Ecco qui di seguito il testo dell’intervista (oppure leggila sul sito del Giardino dei Viandanti)
Cos’è per te la fotografia?
La mia vita. Il mio sorriso. Un modo per raccontare, denunciare con l’evidenza, ma anche un modo per esprimermi misteriosamente (astratti fotografici) o per rilassarmi (fotografia naturalistica).
In sintesi, diceva Richard Avedon: “Se passa un giorno in cui non ho fatto qualcosa legato alla fotografia, è come se avessi trascurato qualcosa di essenziale. È come se mi fossi dimenticato di svegliarmi.”
Quando hai deciso di usarla per parlare del sociale?
Ho prima capito di essere sociale, poi fotografo… in buona sostanza quando ho capito che non ero incapace come pensavo, cioé quando ho iniziato a sapermi rapportare con le persone in modo schietto e sincero, riuscendo anche a metterle a proprio agio di fronte all’obbiettivo ho capito e avuto la spinta ad approfondire la fotografia sociale.
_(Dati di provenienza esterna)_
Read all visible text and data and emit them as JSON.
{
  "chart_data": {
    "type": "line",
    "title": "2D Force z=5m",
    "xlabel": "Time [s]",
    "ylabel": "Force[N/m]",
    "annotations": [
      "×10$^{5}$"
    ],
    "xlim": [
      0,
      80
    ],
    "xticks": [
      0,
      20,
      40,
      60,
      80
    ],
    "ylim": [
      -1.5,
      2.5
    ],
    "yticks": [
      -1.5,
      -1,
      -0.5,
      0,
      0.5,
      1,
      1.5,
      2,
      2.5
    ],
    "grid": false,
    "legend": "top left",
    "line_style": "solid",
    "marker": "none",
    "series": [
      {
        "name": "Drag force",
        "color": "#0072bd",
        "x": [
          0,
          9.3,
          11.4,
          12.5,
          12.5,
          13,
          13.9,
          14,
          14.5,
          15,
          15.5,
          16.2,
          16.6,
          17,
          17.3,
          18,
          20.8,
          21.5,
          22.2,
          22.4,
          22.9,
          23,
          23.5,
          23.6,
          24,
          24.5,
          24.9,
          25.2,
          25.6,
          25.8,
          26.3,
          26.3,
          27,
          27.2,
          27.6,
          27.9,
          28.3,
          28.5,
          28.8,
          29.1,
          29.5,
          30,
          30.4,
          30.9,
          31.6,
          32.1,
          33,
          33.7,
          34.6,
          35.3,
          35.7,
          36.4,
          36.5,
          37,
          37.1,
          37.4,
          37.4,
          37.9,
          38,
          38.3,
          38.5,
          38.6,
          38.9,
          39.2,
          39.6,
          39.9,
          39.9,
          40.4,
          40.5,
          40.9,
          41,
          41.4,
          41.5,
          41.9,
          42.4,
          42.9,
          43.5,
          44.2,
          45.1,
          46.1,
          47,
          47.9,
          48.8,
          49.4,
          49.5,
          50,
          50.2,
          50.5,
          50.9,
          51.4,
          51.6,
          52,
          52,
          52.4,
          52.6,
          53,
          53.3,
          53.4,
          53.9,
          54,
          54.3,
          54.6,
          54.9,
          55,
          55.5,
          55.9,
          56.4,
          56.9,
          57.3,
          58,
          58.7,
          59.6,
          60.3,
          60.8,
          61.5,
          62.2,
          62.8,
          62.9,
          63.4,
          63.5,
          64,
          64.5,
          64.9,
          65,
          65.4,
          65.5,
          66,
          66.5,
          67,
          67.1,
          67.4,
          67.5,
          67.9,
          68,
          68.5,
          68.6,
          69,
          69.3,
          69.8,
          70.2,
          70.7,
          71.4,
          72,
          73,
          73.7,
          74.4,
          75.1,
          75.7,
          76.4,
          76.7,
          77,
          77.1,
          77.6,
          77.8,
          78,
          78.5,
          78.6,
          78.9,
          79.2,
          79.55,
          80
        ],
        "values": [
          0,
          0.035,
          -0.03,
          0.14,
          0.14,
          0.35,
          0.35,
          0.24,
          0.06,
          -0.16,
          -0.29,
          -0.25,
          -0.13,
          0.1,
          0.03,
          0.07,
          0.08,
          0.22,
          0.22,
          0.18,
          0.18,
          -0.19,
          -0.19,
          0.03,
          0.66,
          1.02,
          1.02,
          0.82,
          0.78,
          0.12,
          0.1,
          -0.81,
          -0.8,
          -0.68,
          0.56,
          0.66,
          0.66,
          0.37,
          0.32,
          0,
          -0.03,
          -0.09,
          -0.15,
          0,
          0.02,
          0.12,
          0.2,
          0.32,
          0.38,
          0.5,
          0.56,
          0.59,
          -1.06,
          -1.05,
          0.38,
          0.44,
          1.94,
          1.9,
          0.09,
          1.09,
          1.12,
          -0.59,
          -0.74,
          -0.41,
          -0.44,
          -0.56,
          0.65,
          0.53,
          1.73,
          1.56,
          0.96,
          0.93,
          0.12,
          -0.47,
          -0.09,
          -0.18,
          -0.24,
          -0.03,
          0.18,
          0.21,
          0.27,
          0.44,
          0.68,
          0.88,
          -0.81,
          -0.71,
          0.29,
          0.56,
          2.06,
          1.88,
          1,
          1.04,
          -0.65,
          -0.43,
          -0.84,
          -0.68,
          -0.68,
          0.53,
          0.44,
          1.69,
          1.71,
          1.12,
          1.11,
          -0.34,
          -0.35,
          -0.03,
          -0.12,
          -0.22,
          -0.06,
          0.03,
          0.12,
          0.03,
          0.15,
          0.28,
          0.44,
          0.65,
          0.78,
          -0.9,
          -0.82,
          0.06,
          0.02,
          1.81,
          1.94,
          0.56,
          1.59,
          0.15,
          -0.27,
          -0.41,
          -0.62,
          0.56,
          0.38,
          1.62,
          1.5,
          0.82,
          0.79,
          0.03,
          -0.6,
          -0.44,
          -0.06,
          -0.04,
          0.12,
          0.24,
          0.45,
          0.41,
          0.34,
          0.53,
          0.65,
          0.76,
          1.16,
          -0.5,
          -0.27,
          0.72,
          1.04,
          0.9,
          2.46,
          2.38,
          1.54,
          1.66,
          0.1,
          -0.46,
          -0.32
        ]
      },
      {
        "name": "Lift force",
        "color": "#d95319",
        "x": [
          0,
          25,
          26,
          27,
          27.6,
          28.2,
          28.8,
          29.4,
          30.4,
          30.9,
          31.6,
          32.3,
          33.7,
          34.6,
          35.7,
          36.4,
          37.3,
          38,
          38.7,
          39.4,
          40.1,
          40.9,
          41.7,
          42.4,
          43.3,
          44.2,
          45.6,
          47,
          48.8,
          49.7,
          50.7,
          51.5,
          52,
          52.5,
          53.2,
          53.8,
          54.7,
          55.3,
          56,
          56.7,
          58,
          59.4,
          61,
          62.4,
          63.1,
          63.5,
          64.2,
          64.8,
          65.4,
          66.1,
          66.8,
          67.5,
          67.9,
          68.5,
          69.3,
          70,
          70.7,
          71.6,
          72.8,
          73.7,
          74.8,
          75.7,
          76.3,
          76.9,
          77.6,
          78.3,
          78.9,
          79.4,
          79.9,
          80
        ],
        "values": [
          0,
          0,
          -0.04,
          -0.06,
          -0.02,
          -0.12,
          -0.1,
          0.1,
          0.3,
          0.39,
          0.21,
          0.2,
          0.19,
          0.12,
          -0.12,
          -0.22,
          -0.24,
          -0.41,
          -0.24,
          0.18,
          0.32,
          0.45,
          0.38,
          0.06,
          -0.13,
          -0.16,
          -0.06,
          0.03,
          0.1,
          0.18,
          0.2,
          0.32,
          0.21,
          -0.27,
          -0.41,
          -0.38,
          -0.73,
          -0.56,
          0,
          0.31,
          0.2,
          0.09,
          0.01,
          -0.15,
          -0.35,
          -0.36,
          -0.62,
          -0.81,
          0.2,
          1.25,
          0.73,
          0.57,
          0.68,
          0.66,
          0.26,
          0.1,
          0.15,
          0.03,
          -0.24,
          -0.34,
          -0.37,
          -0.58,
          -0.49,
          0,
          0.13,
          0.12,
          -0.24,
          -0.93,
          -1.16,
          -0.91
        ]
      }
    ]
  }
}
Concretamente credo che tutto sia da ricondurre alla Carovana Missionaria della Pace con gli istituti missionari d’Italia, nell’autunno 2008.
C’è un nesso tra fotografia e realtà? Quale?
Certo che c’è… tutto ciò che ricade nel quadro dell’immagine è reale, la “bugia” sta nell’omettere cosa ci sta intorno, ma non necessariamente questo è necessario, anzi il fulcro della fotografia è capire cosa sia l’importante, il cuore e cosa superfluo.
Tra l’altro c’è da dire che amo così tanto la finzione che il mio alterego virtuale è “naturalmenteAndrea”, da cui il nome del mio sito.
L’immagine come la parola fermano nel tempo un fatto. Quale pensi sia la forza di questa forma di comunicazione?
L’immagine dispone della forza di un linguaggio più veloce, intenso. La Fotografia, nello specifico, ha la missione di raccontare la storia come una somma di attimi, quelli cruciali, appunto quelli storici.
Ci deve essere un’etica nella fotografia?
Assolutamente sì. Anche nella fotografia naturalistica, oltre come immaginabile nella foto di reportage. Purtroppo oggi il mercato ha ucciso la sensibilità del fotografo che è diventato un avvoltoio della notizia e sempre meno fotografi si dedicano alla costruzione di un servizio giornalistico fotografico, per facilità di esecuzione e minore impegno di studio. L’etica come in molti altri ambiti è però a pura discrezione del singolo, al punto che oggi tra i fotografi l’etica pare si fermi all’uso della postproduzione, ignorando magari l’impatto umano della fotografia sul soggetto…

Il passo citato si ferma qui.